Sheridan, David. “Digital Composition as Distributed, Emergent Process: Technology-Rich Spaces and Learning Ecologies.” Making Spaces: Architexture, Infrastructure and the Rhetoric of Design. Ed. Rusty Carpenter, Danielle Nicole DeVoss, Andy Frazee, James P. Purdy, David Sheridan, and Douglas Walls. Ann Arbor, MI: University of Michigan Press, (anticipated) 2015.
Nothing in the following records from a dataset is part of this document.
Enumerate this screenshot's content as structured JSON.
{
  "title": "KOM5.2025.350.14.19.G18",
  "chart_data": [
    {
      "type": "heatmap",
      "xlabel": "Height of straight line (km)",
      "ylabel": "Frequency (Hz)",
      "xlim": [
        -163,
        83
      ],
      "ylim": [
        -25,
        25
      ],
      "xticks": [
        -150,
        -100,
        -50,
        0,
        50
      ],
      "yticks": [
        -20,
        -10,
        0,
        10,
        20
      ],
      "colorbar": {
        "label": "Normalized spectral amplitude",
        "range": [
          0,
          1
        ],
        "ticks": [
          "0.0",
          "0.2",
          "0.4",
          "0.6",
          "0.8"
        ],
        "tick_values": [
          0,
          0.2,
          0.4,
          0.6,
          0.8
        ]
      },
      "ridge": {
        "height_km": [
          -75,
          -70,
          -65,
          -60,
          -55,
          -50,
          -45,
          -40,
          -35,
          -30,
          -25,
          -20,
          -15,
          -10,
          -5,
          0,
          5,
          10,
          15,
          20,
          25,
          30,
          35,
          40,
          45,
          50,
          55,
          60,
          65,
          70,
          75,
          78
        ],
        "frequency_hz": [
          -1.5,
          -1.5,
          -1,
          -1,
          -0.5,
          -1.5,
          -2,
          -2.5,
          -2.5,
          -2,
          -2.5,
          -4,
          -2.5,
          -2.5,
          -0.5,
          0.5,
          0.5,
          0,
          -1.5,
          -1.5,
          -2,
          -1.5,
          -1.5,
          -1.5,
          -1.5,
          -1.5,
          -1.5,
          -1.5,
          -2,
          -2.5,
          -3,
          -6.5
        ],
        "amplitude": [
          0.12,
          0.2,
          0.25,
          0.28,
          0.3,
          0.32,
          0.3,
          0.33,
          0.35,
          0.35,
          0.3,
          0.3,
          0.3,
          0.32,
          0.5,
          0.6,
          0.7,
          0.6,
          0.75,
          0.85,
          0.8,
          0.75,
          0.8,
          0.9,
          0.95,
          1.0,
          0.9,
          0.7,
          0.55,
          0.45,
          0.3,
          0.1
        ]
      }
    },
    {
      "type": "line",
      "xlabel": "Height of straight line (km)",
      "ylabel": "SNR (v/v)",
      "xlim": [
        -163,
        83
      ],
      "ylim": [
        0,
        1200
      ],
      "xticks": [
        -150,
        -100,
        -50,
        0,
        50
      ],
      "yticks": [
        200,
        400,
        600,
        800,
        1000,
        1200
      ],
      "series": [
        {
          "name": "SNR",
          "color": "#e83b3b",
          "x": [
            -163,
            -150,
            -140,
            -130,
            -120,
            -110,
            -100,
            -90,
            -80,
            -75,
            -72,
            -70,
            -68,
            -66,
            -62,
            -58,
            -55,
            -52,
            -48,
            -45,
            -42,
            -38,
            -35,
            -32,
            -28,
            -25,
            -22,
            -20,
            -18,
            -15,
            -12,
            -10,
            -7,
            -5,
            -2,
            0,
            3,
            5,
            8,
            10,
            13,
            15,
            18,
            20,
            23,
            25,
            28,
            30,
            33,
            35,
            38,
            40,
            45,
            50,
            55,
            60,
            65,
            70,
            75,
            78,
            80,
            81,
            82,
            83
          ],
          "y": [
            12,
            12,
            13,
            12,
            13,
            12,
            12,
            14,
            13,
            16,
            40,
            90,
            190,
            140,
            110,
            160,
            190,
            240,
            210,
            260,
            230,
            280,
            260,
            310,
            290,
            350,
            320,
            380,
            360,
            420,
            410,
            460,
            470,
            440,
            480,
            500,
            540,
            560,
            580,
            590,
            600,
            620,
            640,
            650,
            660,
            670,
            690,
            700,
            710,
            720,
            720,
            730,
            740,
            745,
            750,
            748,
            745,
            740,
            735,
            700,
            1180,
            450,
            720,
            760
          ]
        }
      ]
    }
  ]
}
David Sheridan, an English professor who specializes in rhetoric and writing, teaches at Michigan State University. In this essay — part of a forthcoming collection of essays which focus on analyzing composing spaces across several campuses — Sheridan analyzes the Language Media Center (LMC), which is a part of Michigan State’s residential college of the arts and humanities, and argues that living-learning centers (residential spaces where classes and other learning-related resources are available) are fertile grounds for research into the composing process which happens inside and outside of “actual” writing time. Sheridan’s description of what he calls a learning ecology, which involves a combination of formal instruction and dedicated writing time with informal and accidental conversations (which can actually be intentionally influenced by architectural design) may more accurately describe the composing process. This theory pairs well with Leander and Boltd’s call to apply rhizomic analysis to the restructuring of literacy practices.